Indeed, rather than encouraging people to fit in, Jo instead encouraged employers to change the environment of work. “The macho culture of 18-hour workdays isn’t a game many women want to play and it appeals to fewer and fewer men.” Citing a recent study by Henley Business School on the business and societal benefits of a four-day working week, Jo emphasised the need to focus on results not hours.
In closing, Jo shared a lesson she learned from Martha Stewart – that in business we all need two tools: a microscope and a telescope. She explained that the OE19 D&I lunch was an opportunity to use that telescope and look at the bigger picture. “Day-to-day, women in oil and gas may feel like lone salmon swimming upstream, but today realise in fact you are a shoal all pushing in the same direction.”
A panel discussion followed Jo’s inspirational speech, facilitated by Colette Cohen (CEO of the OGTC) and featuring panellists: Ariel Flores (BP), Jo Coleman (Shell), Gretchen Haskins (HeliOffshore), David Isaac (PinsentMasons and the Equality and Human Rights Commission) and John Pearson (Petrofac), in addition to Jo.
Colette invited speakers to share actions they believe make a difference. Panellists from Petrofac, Shell and BP highlighted the importance of visible and committed leadership: each individual leader advocating for diverse talent in their business, then transmitting that through policies and their own behaviours. They were particularly encouraged to see several companies had sent their most senior leaders to this event. Gretchen and Jo Fairley also stressed the importance of “Upward coaching” – an essential tool that lets senior leaders re-connect with the view from the floor.
Colette Cohen agreed that mentoring relationships can be pivotal, and alerted the room to The OGTC’s mentoring app, which was also being launched at Offshore Europe and developed in collaboration with AXIS Network. David Isaac emphasised the need to engage everyone in this collective endeavour: not just women, people with a protected characteristic or men with daughters.
The final question to the panel came from the floor, “Women are not a homogeneous group.
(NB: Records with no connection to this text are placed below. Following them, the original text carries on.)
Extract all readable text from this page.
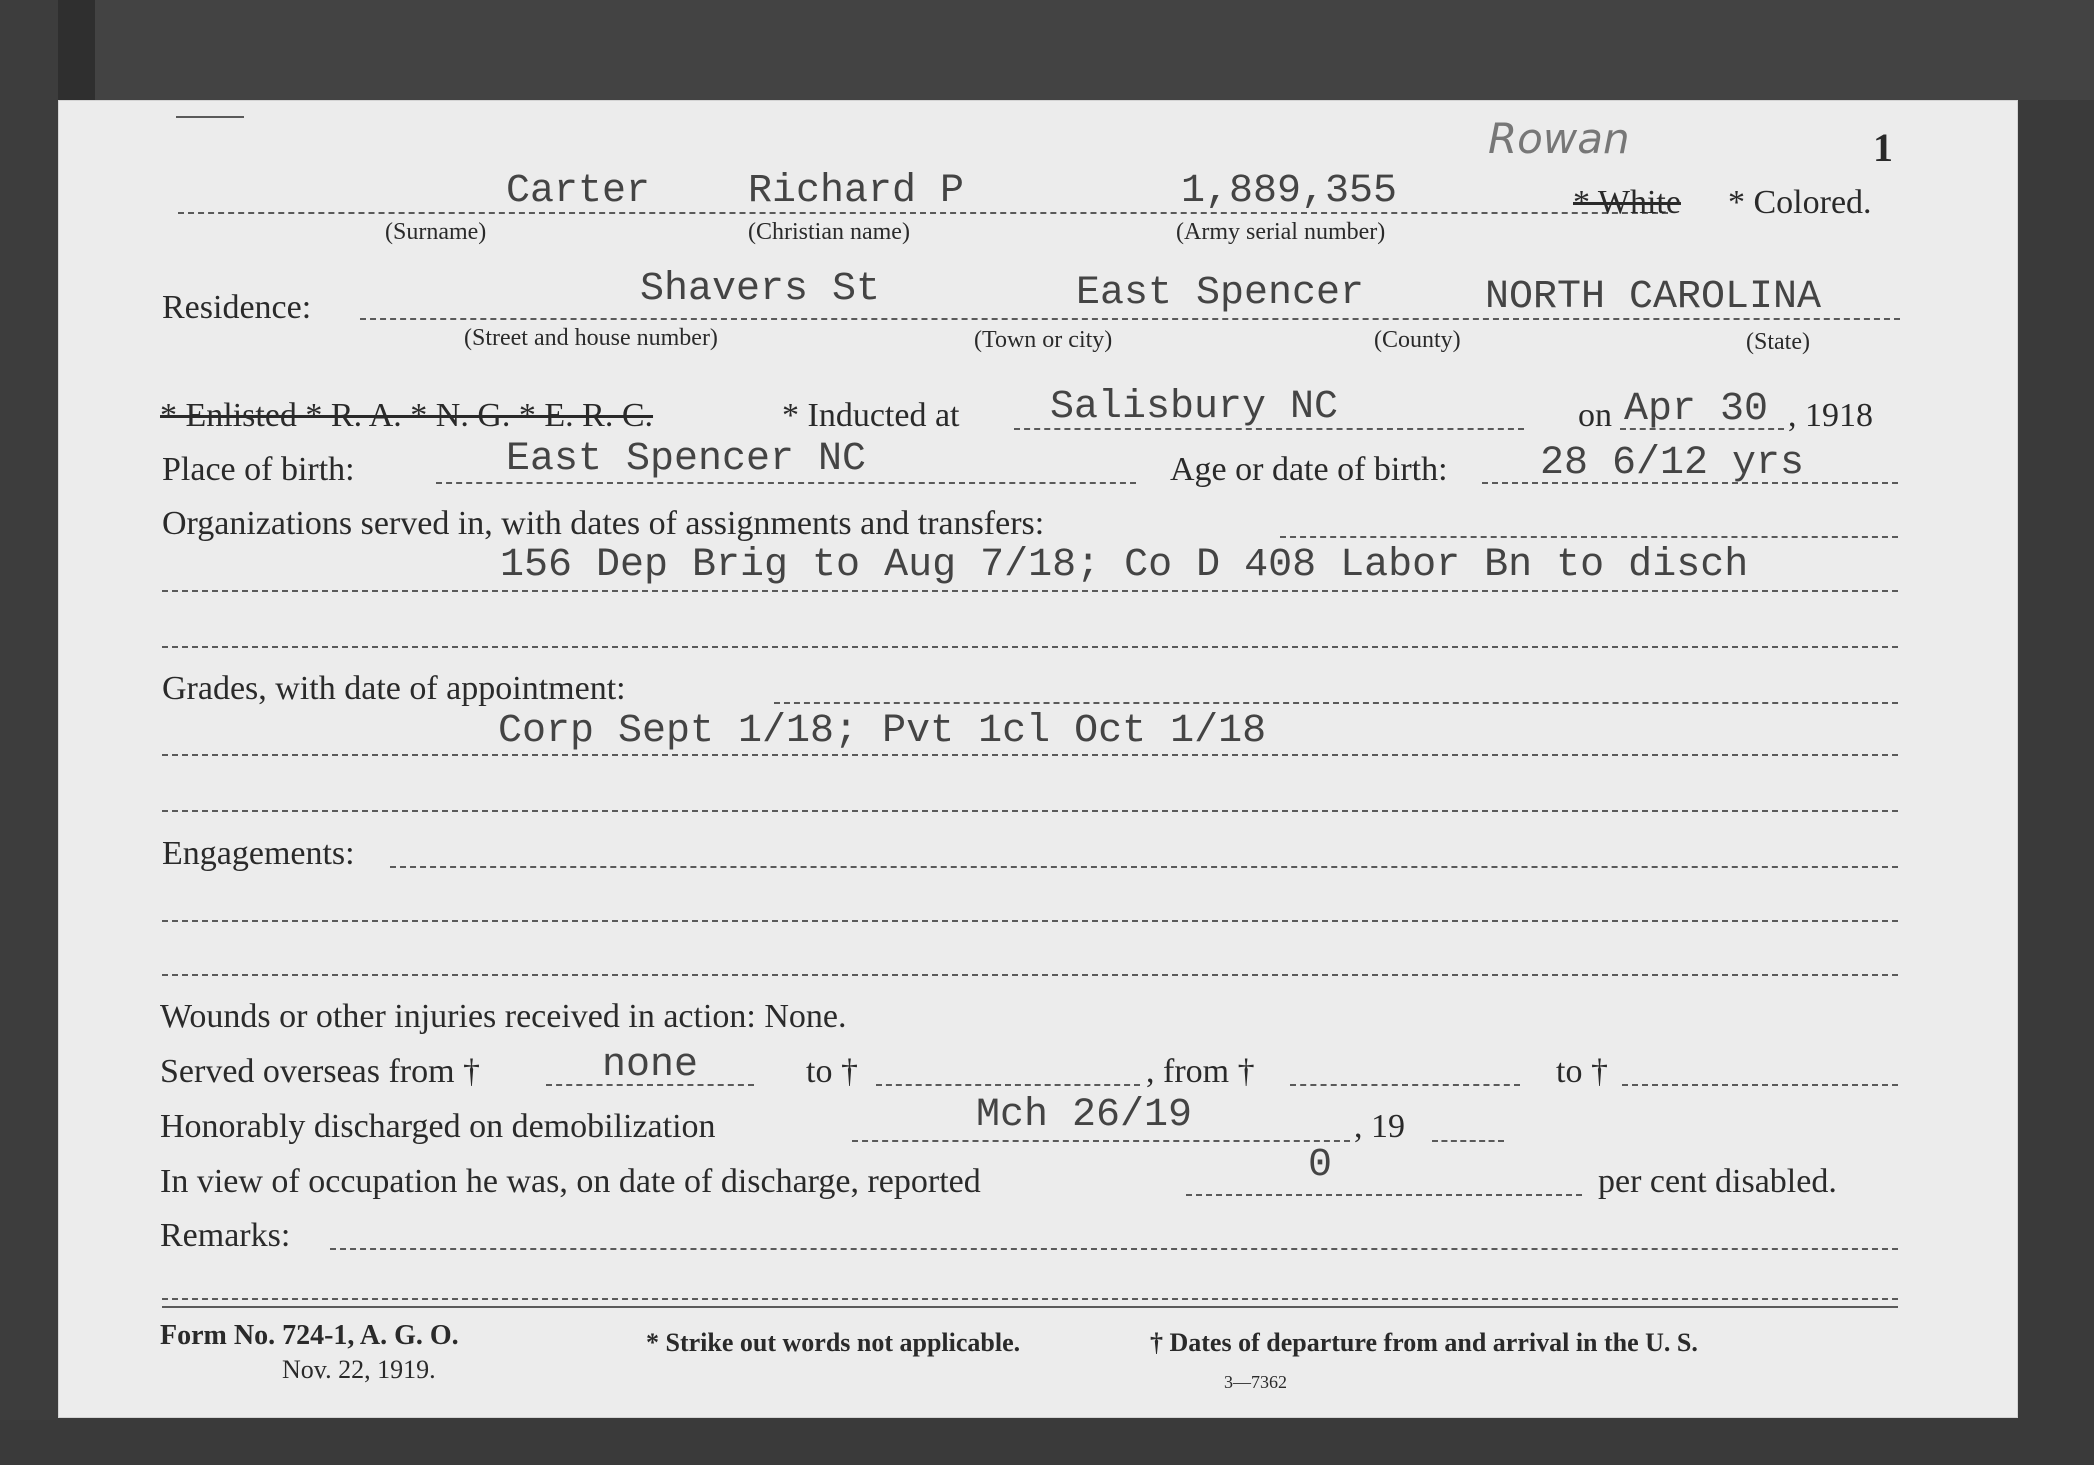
1
Rowan
Carter Richard P	1,889,355	* White * Colored.
(Surname)	(Christian name)	(Army serial number)
Residence:	Shavers St	East Spencer	NORTH CAROLINA
(Street and house number)	(Town or city)	(County)	(State)
* Enlisted * R. A. * N. G. * E. R. C.	* Inducted at Salisbury NC	on Apr 30 , 1918
Place of birth:	East Spencer NC	Age or date of birth: 28 6/12 yrs
Organizations served in, with dates of assignments and transfers:
156 Dep Brig to Aug 7/18; Co D 408 Labor Bn to disch
Grades, with date of appointment:
Corp Sept 1/18; Pvt 1cl Oct 1/18
Engagements:
Wounds or other injuries received in action: None.
Served overseas from †	none	to †	, from †	to †
Honorably discharged on demobilization	Mch 26/19	, 19
In view of occupation he was, on date of discharge, reported	0	per cent disabled.
Remarks:
Form No. 724-1, A. G. O.
Nov. 22, 1919.
* Strike out words not applicable.	† Dates of departure from and arrival in the U. S.
3—7362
Can we get gender balance in oil and gas without understanding intersectionality?”.
John Pearson agreed the full spectrum of different experiences and different ways of thinking are what we need in our industry, to be supported by society. Emphasising inclusion, Jo Coleman pointed out that “Decisions in a mono-culture are faster and easier, but when different voices get heard, decisions get better”. Jo Fairley built on Jo Coleman’s point, stating that organisations like organisms benefit from hybrid vigour: putting different things in the mix makes things “stronger, more resilient and able to adapt to a changing world”.
The last word in the panel discussion went to David Isaac: “Here in this room, I sense we violently agree. We are good at diagnosis, but this challenge requires a quick response and we don’t do enough fast enough. Consider using positive action when making appointments – it works.” Galvanising those present to action, he said we “simply need to be braver and push harder against the boundaries.”